La pratique de l'AFC n'est pas homogène quant à la qualification des décisions qu'elle rend sur demande de rectification et sur réclamation. Pour la taxation 2005 du contribuable, l'AFC a admis la voie directe à la commission après sa première décision, alors que la contestation portait rigoureusement sur les mêmes points que pour l'année 2004 (avec en plus le rachat d'assurance en 2005).

Devant une pratique aussi instable, il est difficile pour le contribuable de savoir s'il doit recourir à la commission ou déposer une réclamation. La situation n'est en outre pas exempte de dangers pour lui, car la mention erronée d'une voie de droit ne confère pas un droit de recours. Dans ces conditions, la décision de l'AFC du 2 mai 2005 pouvait être légitimement considérée comme une décision sur réclamation, contre laquelle un recours était ouvert auprès de la commission. Le délai de recours était de 30 jours. Or, dans des écritures complémentaires au recours du 16 avril 2005, datées du 13 mai 2005, le contribuable a demandé pour la deuxième fois à la commission d'annuler la taxation litigieuse. Les conclusions du recourant étaient claires sur ce point ; et elles n'étaient à ce moment-là ni tardives, ni prématurées.
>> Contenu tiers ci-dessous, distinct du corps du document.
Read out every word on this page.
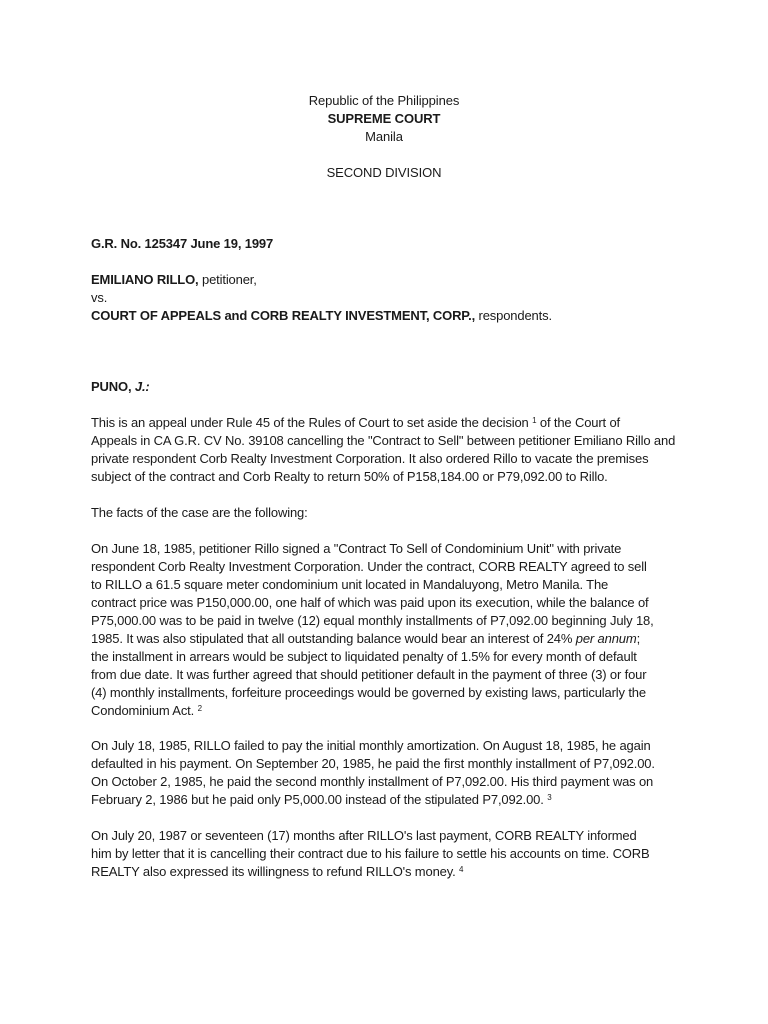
Republic of the Philippines
SUPREME COURT
Manila
SECOND DIVISION
G.R. No. 125347 June 19, 1997
EMILIANO RILLO, petitioner,
vs.
COURT OF APPEALS and CORB REALTY INVESTMENT, CORP., respondents.
PUNO, J.:
This is an appeal under Rule 45 of the Rules of Court to set aside the decision $^1$ of the Court of
Appeals in CA G.R. CV No. 39108 cancelling the "Contract to Sell" between petitioner Emiliano Rillo and
private respondent Corb Realty Investment Corporation. It also ordered Rillo to vacate the premises
subject of the contract and Corb Realty to return 50% of P158,184.00 or P79,092.00 to Rillo.
The facts of the case are the following:
On June 18, 1985, petitioner Rillo signed a "Contract To Sell of Condominium Unit" with private
respondent Corb Realty Investment Corporation. Under the contract, CORB REALTY agreed to sell
to RILLO a 61.5 square meter condominium unit located in Mandaluyong, Metro Manila. The
contract price was P150,000.00, one half of which was paid upon its execution, while the balance of
P75,000.00 was to be paid in twelve (12) equal monthly installments of P7,092.00 beginning July 18,
1985. It was also stipulated that all outstanding balance would bear an interest of 24% per annum;
the installment in arrears would be subject to liquidated penalty of 1.5% for every month of default
from due date. It was further agreed that should petitioner default in the payment of three (3) or four
(4) monthly installments, forfeiture proceedings would be governed by existing laws, particularly the
Condominium Act. $^2$
On July 18, 1985, RILLO failed to pay the initial monthly amortization. On August 18, 1985, he again
defaulted in his payment. On September 20, 1985, he paid the first monthly installment of P7,092.00.
On October 2, 1985, he paid the second monthly installment of P7,092.00. His third payment was on
February 2, 1986 but he paid only P5,000.00 instead of the stipulated P7,092.00. $^3$
On July 20, 1987 or seventeen (17) months after RILLO's last payment, CORB REALTY informed
him by letter that it is cancelling their contract due to his failure to settle his accounts on time. CORB
REALTY also expressed its willingness to refund RILLO's money. $^4$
La commission aurait donc dû déclarer recevable le recours du 13 mai 2005 contre la décision du 2 mai 2005. Il est toutefois inutile de lui renvoyer la cause. En effet, les griefs soulevés par le recourant à l’encontre de cette décision sont les mêmes que ceux invoqués dans ses recours subséquents. La commission les ayant tous rejetés, il se justifie d’entrer en matière sur le recours.

Impôt à la source 2005 :

11. Par bordereau daté du 28 août 2006, l'AFC a « rectifié » l'imposition 2005.

12. Le contribuable a interjeté un recours contre cette décision auprès de la commission le 21 septembre 2006, soit moins de 30 jours après la notification de la décision.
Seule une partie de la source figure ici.